We got all the fabrics pressed and cut in an afternoon. She had already done a few small sewing projects in her 4H club, so she was pretty familiar with basic machine operation. We had to figure out how to set her up with a nice 1/4" seam, and she got the hang of it right away. It took one or two short sessions to get the blocks assembled, then she sewed one entire row together. But then the project went into a box, as projects so often do, and waited...until finally last week we managed to get together at her house one evening and she got two more full rows done. This afternoon she came to my house and worked straight through 95+° heat to get the whole top finished!!

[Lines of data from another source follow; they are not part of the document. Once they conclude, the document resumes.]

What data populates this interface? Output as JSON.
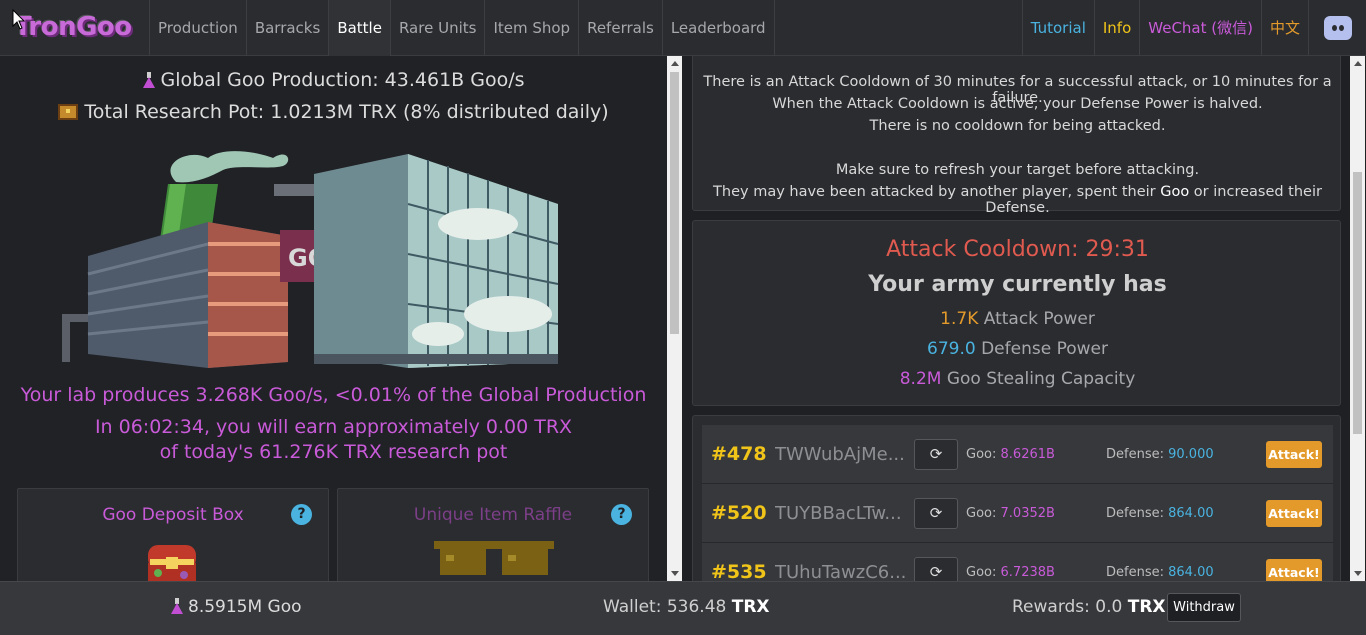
{
  "nav": {
    "logo": "TronGoo",
    "items": [
      "Production",
      "Barracks",
      "Battle",
      "Rare Units",
      "Item Shop",
      "Referrals",
      "Leaderboard"
    ],
    "active": "Battle",
    "right": [
      {
        "label": "Tutorial",
        "color": "#4ab3e0"
      },
      {
        "label": "Info",
        "color": "#f0c419"
      },
      {
        "label": "WeChat (微信)",
        "color": "#c95ad8"
      },
      {
        "label": "中文",
        "color": "#e39a2b"
      }
    ]
  },
  "left": {
    "global_production": "Global Goo Production: 43.461B Goo/s",
    "research_pot": "Total Research Pot: 1.0213M TRX (8% distributed daily)",
    "lab_line": "Your lab produces 3.268K Goo/s, <0.01% of the Global Production",
    "earn_line1": "In 06:02:34, you will earn approximately 0.00 TRX",
    "earn_line2": "of today's 61.276K TRX research pot",
    "deposit_title": "Goo Deposit Box",
    "raffle_title": "Unique Item Raffle",
    "help": "?"
  },
  "info": {
    "lines": [
      "There is an Attack Cooldown of 30 minutes for a successful attack, or 10 minutes for a failure.",
      "When the Attack Cooldown is active, your Defense Power is halved.",
      "There is no cooldown for being attacked."
    ],
    "refresh_line": "Make sure to refresh your target before attacking.",
    "last_prefix": "They may have been attacked by another player, spent their ",
    "last_goo": "Goo",
    "last_suffix": " or increased their Defense."
  },
  "army": {
    "cooldown": "Attack Cooldown: 29:31",
    "heading": "Your army currently has",
    "attack_value": "1.7K",
    "attack_label": "Attack Power",
    "defense_value": "679.0",
    "defense_label": "Defense Power",
    "steal_value": "8.2M",
    "steal_label": "Goo Stealing Capacity"
  },
  "targets": [
    {
      "rank": "#478",
      "address": "TWWubAjMe...",
      "goo_label": "Goo:",
      "goo": "8.6261B",
      "def_label": "Defense:",
      "defense": "90.000",
      "button": "Attack!"
    },
    {
      "rank": "#520",
      "address": "TUYBBacLTw...",
      "goo_label": "Goo:",
      "goo": "7.0352B",
      "def_label": "Defense:",
      "defense": "864.00",
      "button": "Attack!"
    },
    {
      "rank": "#535",
      "address": "TUhuTawzC6...",
      "goo_label": "Goo:",
      "goo": "6.7238B",
      "def_label": "Defense:",
      "defense": "864.00",
      "button": "Attack!"
    }
  ],
  "footer": {
    "goo": "8.5915M Goo",
    "wallet_label": "Wallet: 536.48 ",
    "wallet_unit": "TRX",
    "rewards_label": "Rewards: 0.0 ",
    "rewards_unit": "TRX",
    "withdraw": "Withdraw"
  },
  "colors": {
    "purple": "#c95ad8",
    "orange": "#e39a2b",
    "blue": "#4ab3e0",
    "yellow": "#f0c419",
    "red": "#e05a4f"
  }
}
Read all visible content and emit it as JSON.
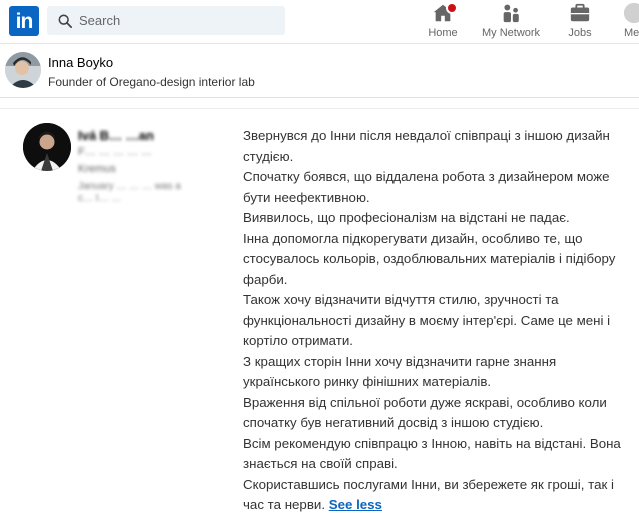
{
  "nav": {
    "logo_text": "in",
    "search": {
      "placeholder": "Search"
    },
    "items": [
      {
        "label": "Home",
        "icon": "home-icon",
        "badge": true
      },
      {
        "label": "My Network",
        "icon": "network-icon"
      },
      {
        "label": "Jobs",
        "icon": "briefcase-icon"
      },
      {
        "label": "Me",
        "icon": "avatar-icon"
      }
    ]
  },
  "profile": {
    "name": "Inna Boyko",
    "headline": "Founder of Oregano-design interior lab"
  },
  "recommendation": {
    "reviewer": {
      "name": "Ivá B… …an",
      "line1": "F… … … … …",
      "line2": "Kremus",
      "line3": "January … … … was a",
      "line4": "c… I… …"
    },
    "paragraphs": [
      "Звернувся до Інни після невдалої співпраці з іншою дизайн студією.",
      "Спочатку боявся, що віддалена робота з дизайнером може бути неефективною.",
      "Виявилось, що професіоналізм на відстані не падає.",
      "Інна допомогла підкорегувати дизайн, особливо те, що стосувалось кольорів, оздоблювальних матеріалів і підібору фарби.",
      "Також хочу відзначити відчуття стилю, зручності та функціональності дизайну в моєму інтер'єрі. Саме це мені і кортіло отримати.",
      "З кращих сторін Інни хочу відзначити гарне знання українського ринку фінішних матеріалів.",
      "Враження від спільної роботи дуже яскраві, особливо коли спочатку був негативний досвід з іншою студією.",
      "Всім рекомендую співпрацю з Інною, навіть на відстані. Вона знається на своїй справі.",
      "Скориставшись послугами Інни, ви збережете як гроші, так і час та нерви."
    ],
    "see_less_label": "See less"
  },
  "colors": {
    "brand": "#0a66c2",
    "badge": "#cc1016",
    "search_bg": "#eef3f8"
  }
}
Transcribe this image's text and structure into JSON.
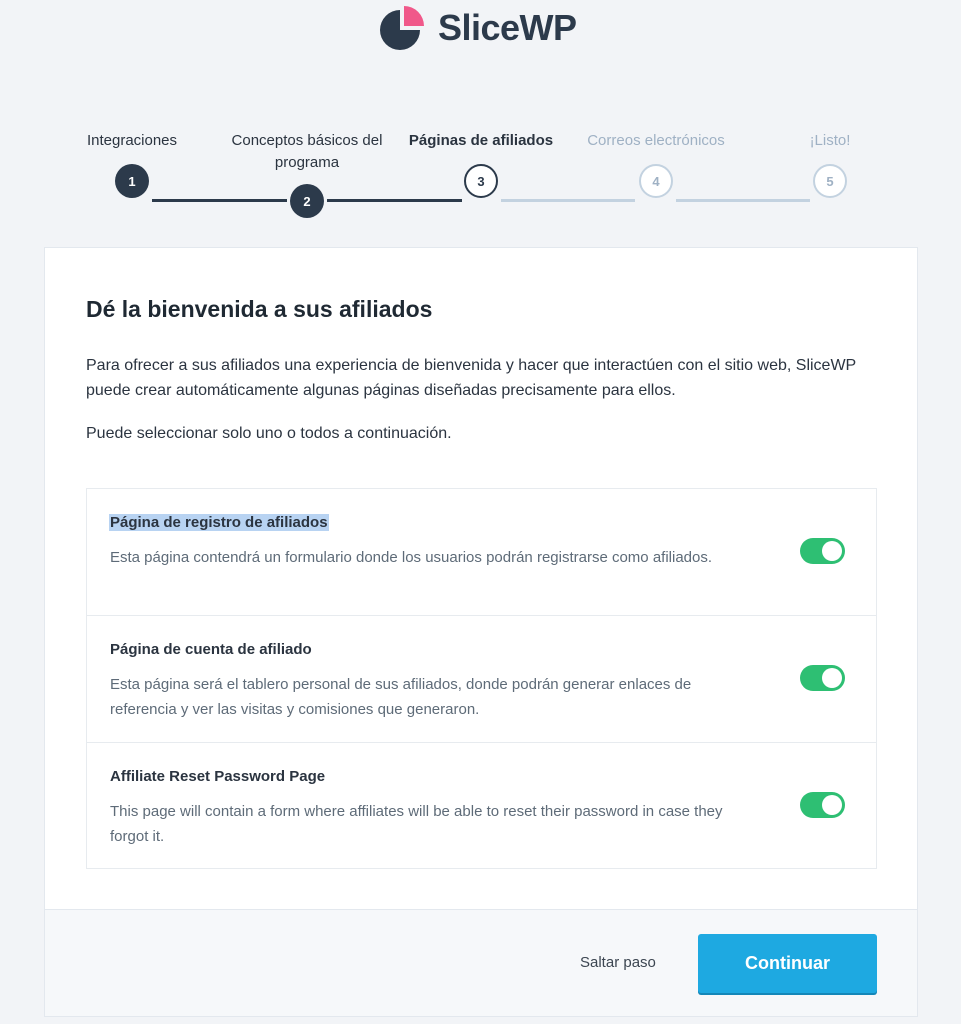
{
  "brand": {
    "name": "SliceWP",
    "accent": "#f0588a",
    "dark": "#2c3a4b"
  },
  "steps": [
    {
      "label": "Integraciones",
      "number": "1",
      "state": "done"
    },
    {
      "label": "Conceptos básicos del programa",
      "number": "2",
      "state": "done"
    },
    {
      "label": "Páginas de afiliados",
      "number": "3",
      "state": "current"
    },
    {
      "label": "Correos electrónicos",
      "number": "4",
      "state": "pending"
    },
    {
      "label": "¡Listo!",
      "number": "5",
      "state": "pending"
    }
  ],
  "main": {
    "title": "Dé la bienvenida a sus afiliados",
    "description": "Para ofrecer a sus afiliados una experiencia de bienvenida y hacer que interactúen con el sitio web, SliceWP puede crear automáticamente algunas páginas diseñadas precisamente para ellos.",
    "subtext": "Puede seleccionar solo uno o todos a continuación."
  },
  "options": [
    {
      "title": "Página de registro de afiliados",
      "description": "Esta página contendrá un formulario donde los usuarios podrán registrarse como afiliados.",
      "enabled": true
    },
    {
      "title": "Página de cuenta de afiliado",
      "description": "Esta página será el tablero personal de sus afiliados, donde podrán generar enlaces de referencia y ver las visitas y comisiones que generaron.",
      "enabled": true
    },
    {
      "title": "Affiliate Reset Password Page",
      "description": "This page will contain a form where affiliates will be able to reset their password in case they forgot it.",
      "enabled": true
    }
  ],
  "footer": {
    "skip_label": "Saltar paso",
    "continue_label": "Continuar"
  },
  "colors": {
    "toggle_on": "#2ebf73",
    "continue_button": "#1ea9e1",
    "page_background": "#f2f4f7"
  }
}
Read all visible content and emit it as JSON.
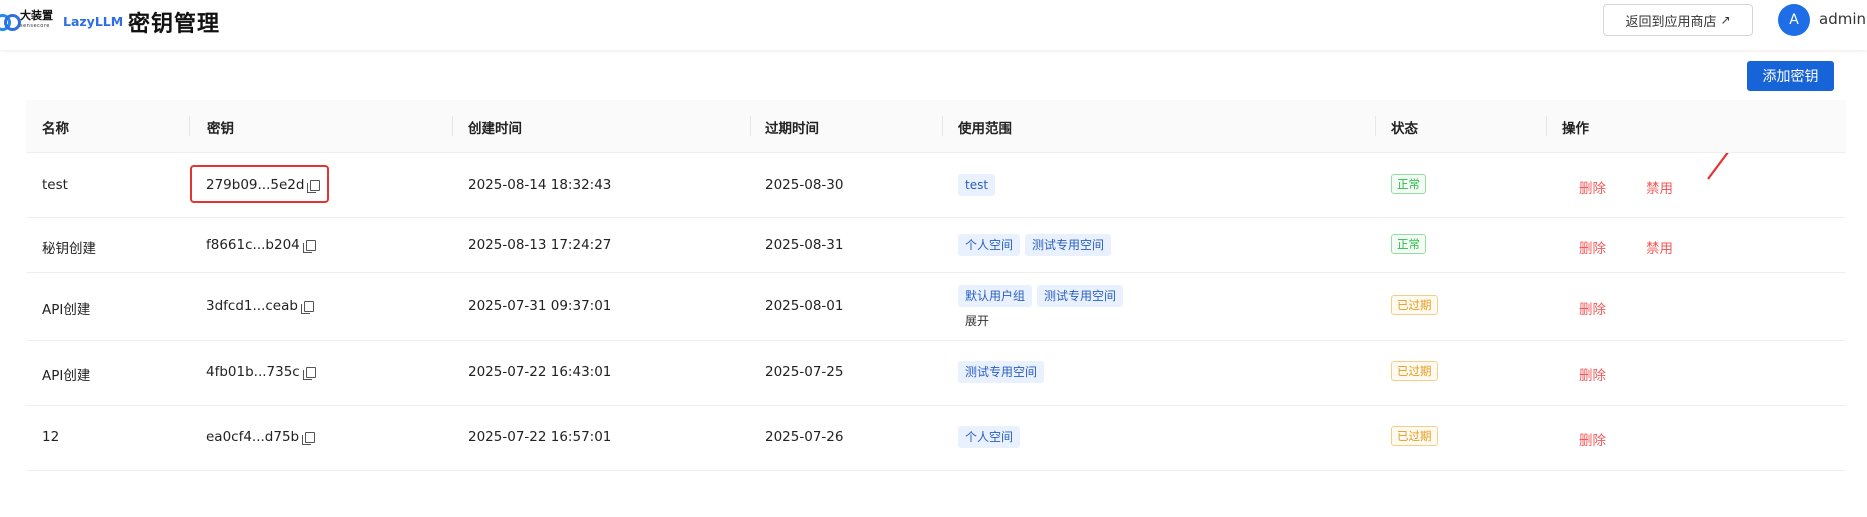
{
  "header": {
    "logo_cn": "大装置",
    "logo_sub": "sensecore",
    "logo_en": "LazyLLM",
    "title": "密钥管理",
    "store_button": "返回到应用商店",
    "store_arrow": "↗",
    "avatar_letter": "A",
    "username": "admin"
  },
  "toolbar": {
    "add_button": "添加密钥"
  },
  "colors": {
    "primary": "#1763d8",
    "danger": "#f05a5a",
    "annotation": "#e3342f"
  },
  "table": {
    "columns": [
      "名称",
      "密钥",
      "创建时间",
      "过期时间",
      "使用范围",
      "状态",
      "操作"
    ],
    "rows": [
      {
        "name": "test",
        "key": "279b09...5e2d",
        "created": "2025-08-14 18:32:43",
        "expires": "2025-08-30",
        "scopes": [
          "test"
        ],
        "expand": "",
        "status": "正常",
        "status_type": "ok",
        "delete": "删除",
        "disable": "禁用"
      },
      {
        "name": "秘钥创建",
        "key": "f8661c...b204",
        "created": "2025-08-13 17:24:27",
        "expires": "2025-08-31",
        "scopes": [
          "个人空间",
          "测试专用空间"
        ],
        "expand": "",
        "status": "正常",
        "status_type": "ok",
        "delete": "删除",
        "disable": "禁用"
      },
      {
        "name": "API创建",
        "key": "3dfcd1...ceab",
        "created": "2025-07-31 09:37:01",
        "expires": "2025-08-01",
        "scopes": [
          "默认用户组",
          "测试专用空间"
        ],
        "expand": "展开",
        "status": "已过期",
        "status_type": "expired",
        "delete": "删除",
        "disable": ""
      },
      {
        "name": "API创建",
        "key": "4fb01b...735c",
        "created": "2025-07-22 16:43:01",
        "expires": "2025-07-25",
        "scopes": [
          "测试专用空间"
        ],
        "expand": "",
        "status": "已过期",
        "status_type": "expired",
        "delete": "删除",
        "disable": ""
      },
      {
        "name": "12",
        "key": "ea0cf4...d75b",
        "created": "2025-07-22 16:57:01",
        "expires": "2025-07-26",
        "scopes": [
          "个人空间"
        ],
        "expand": "",
        "status": "已过期",
        "status_type": "expired",
        "delete": "删除",
        "disable": ""
      }
    ]
  }
}
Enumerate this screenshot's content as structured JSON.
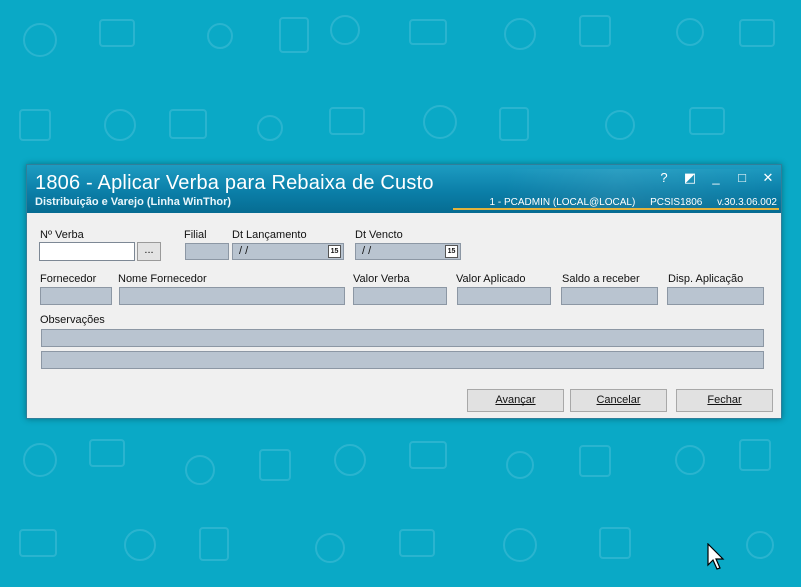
{
  "window": {
    "title": "1806 - Aplicar Verba para Rebaixa de Custo",
    "subtitle": "Distribuição e Varejo (Linha WinThor)",
    "user_info": "1 - PCADMIN (LOCAL@LOCAL)",
    "routine": "PCSIS1806",
    "version": "v.30.3.06.002",
    "controls": {
      "help": "?",
      "restore": "◩",
      "minimize": "_",
      "maximize": "□",
      "close": "✕"
    }
  },
  "form": {
    "n_verba_label": "Nº Verba",
    "n_verba_value": "",
    "search_button": "...",
    "filial_label": "Filial",
    "dt_lancamento_label": "Dt Lançamento",
    "dt_lancamento_value": "/ /",
    "dt_vencto_label": "Dt Vencto",
    "dt_vencto_value": "/ /",
    "calendar_glyph": "15",
    "fornecedor_label": "Fornecedor",
    "nome_fornecedor_label": "Nome Fornecedor",
    "valor_verba_label": "Valor Verba",
    "valor_aplicado_label": "Valor Aplicado",
    "saldo_label": "Saldo a receber",
    "disp_aplicacao_label": "Disp. Aplicação",
    "observacoes_label": "Observações"
  },
  "buttons": {
    "avancar": "Avançar",
    "cancelar": "Cancelar",
    "fechar": "Fechar"
  },
  "colors": {
    "desktop": "#0aa9c6",
    "titlebar": "#0b7fa8",
    "accent_line": "#e3b33c",
    "readonly_field": "#b9c4d0"
  }
}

Next, she's on the hunt for some fabric to use on the back and we'll get together to baste the layers.

Diligently working in the summer heat
A finished top!!

Monday, June 22, 2015

Cephalopod Transfers

In honor of Cephalopod Week, I have been experimenting with some different transfer methods, featuring old scientific illustrations of various Cephalopoda. Lots more to do over the coming months.
The first attempt with gel medium came out well, and has a lot of potential to become an interesting finished piece.

The Citrasolv technique was more ghosted, but I already have some ideas for using it.